Contesté aux Etats-Unis et en France, où il a été interdit de séjour, l’intellectuel musulman Tariq Ramadan a été choisi avec douze autres personnalités pour conseiller le gouvernement britannique dans sa lutte contre l’islamisme radical. Une semaine après avoir promulgué les « comportements inacceptables » susceptibles d’entraîner une expulsion du pays, les autorités britanniques affichent leur confiance au philosophe suisse.
Tariq Ramadan conseiller ès lutte contre l’islamisme radical auprès du gouvernement britannique. L’intellectuel suisse a été choisi avec douze autres personnalités pour réfléchir aux moyens d’empêcher les jeunes musulmans de prendre la voie de l’extrémisme, selon The Guardian. L’information, non officiellement confirmée, l’a été implicitement par un député membre du groupe. Extrémiste masqué ou libéral sincère, le petit-fils de l’Egyptien Hassan el Bana, fondateur des Frères musulmans, suscite la polémique partout où il passe.

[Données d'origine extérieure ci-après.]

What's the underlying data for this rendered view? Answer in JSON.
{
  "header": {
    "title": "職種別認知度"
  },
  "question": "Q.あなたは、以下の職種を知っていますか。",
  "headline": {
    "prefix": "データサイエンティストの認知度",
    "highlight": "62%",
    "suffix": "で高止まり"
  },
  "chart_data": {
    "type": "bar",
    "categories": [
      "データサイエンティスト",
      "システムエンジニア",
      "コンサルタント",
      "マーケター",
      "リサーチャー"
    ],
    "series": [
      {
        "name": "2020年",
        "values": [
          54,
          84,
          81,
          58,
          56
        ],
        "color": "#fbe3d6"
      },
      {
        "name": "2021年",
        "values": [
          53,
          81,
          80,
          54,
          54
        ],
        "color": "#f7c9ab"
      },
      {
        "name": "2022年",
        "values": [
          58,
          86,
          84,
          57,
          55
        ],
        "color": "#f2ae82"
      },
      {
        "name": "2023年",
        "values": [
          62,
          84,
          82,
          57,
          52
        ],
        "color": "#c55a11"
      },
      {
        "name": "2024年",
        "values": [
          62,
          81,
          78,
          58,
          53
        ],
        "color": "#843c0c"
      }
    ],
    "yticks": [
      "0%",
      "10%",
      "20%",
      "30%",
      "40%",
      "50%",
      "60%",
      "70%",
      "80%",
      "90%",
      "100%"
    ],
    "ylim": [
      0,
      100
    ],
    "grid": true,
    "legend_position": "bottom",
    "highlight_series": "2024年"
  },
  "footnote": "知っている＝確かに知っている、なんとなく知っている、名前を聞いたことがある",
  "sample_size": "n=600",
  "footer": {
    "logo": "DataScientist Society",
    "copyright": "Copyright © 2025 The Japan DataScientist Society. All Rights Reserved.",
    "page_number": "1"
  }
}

Le 24 juillet dernier, le professeur Tariq Ramadan a été invité par la police métropolitaine de Londres à donner une conférence où il exprimait son refus de la violence. Un peu plus de deux semaines après les attentats du 7 juillet, l’événement a parfois eu du mal à passer. Photo en Une, le journal The Sun l’a présenté comme le « visage aimable de la terreur [séduisant] les jeunes musulmans ». The Independent l’a au contraire décrit comme « l’un des plus brillants espoirs de réconciliation entre les musulmans et le reste de la société ». Les autorités britanniques ont-elles tranchées ? Ou se servent-elles de la double influence de l’intellectuel suisse ?
Persona grata
Le 24 août, Londres a publié la liste des « comportements inacceptables » pouvant conduire à une expulsion du Royaume-Uni. « Fomenter, justifier ou glorifier la violence terroriste », « chercher à provoquer des actes terroristes » et « fomenter la haine pouvant mener à des violences entre les différentes communautés » font partie de ces comportements cités par le ministre de l’Intérieur Charles Clarke. Classé par le magazine Time parmi les cent innovateurs du XXIe siècle, pour ses travaux sur la création d’un islam européen indépendant, Ramadan n’est apparemment pas concerné. Il pourra donc honorer son nouveau poste d’universitaire -associé – sans fonction d’enseignement – à l’Université d’Oxford pour la rentrée 2005-2006.
« Le professeur Ramadan est un intellectuel reconnu dans le monde entier. Saint-Antony’s College est un forum de débat universitaire sur les problèmes contemporains. Il est opposé à tout discours de haine et à toute intimidation qui viseraient à réprimer la liberté universitaire », a indiqué le 26 août l’illustre institution dans un communiqué. En 2004, professeur de philosophie sortant à l’université de Saussure, à Genève, Tariq Ramadan n’avait jamais pu occuper la chaire « Religion, conflit et promotion de la paix » que l’université américaine Notre-Dame (Indiana) lui offrait, le département d’Etat ayant révoqué son visa pour raisons de sécurité.
Pour ou contre Ramadan ?
En France, Tariq Ramadan a brièvement été interdit de séjour, en 1995, pour « menace à l’ordre public ». Le ministère de l’Intérieur, Jean Louis Debré à sa tête, le soupçonnait d’avoir des rapports avec d’anciens terroristes algériens, alors que la France était visée par le GIA (Groupe islamique armé). Il est défendu par Le Monde Diplomatique et par des personnalités de gauche, après sa « maladresse », en 2003, où il évoque dans un texte la judéité d’intellectuels qui le combattaient. Il est honnis par d’autres (Bernard Henri Levy, Alain Finkielkraut), tombé dans un guet-apens au cours de l’émission de la télévision publique France 2, « 60 minutes pour convaincre », face au ministre de l’Intérieur Nicolas Sarkozy, et qualifié de « poseur d’idées nocives pour les libertés publiques (…) fondamentaliste et réactionnaire » par la journaliste Caroline Fourest, auteur de Frère Tariq (Grasset).
Le citoyen suisse a participé à la Commission Laïcité et Islam, de la Ligue française de l’enseignement, fondée en 1997 et aujourd’hui sous l’égide de la Ligue des droits de l’Homme et du Monde diplomatique. Il est devenu si dangereux de se prononcer sur Tariq Ramadan que la Ligue, contactée par nos soins afin d’évoquer le travail du professeur, fait savoir qu’« il a fait partie de la commission comme beaucoup d’autres » et qu’elle ne souhaite pas vraiment communiquer sur cette question. Selon The Guardian, le groupe des treize conseillers doit rendre son rapport au gouvernement britannique à la fin du mois de septembre.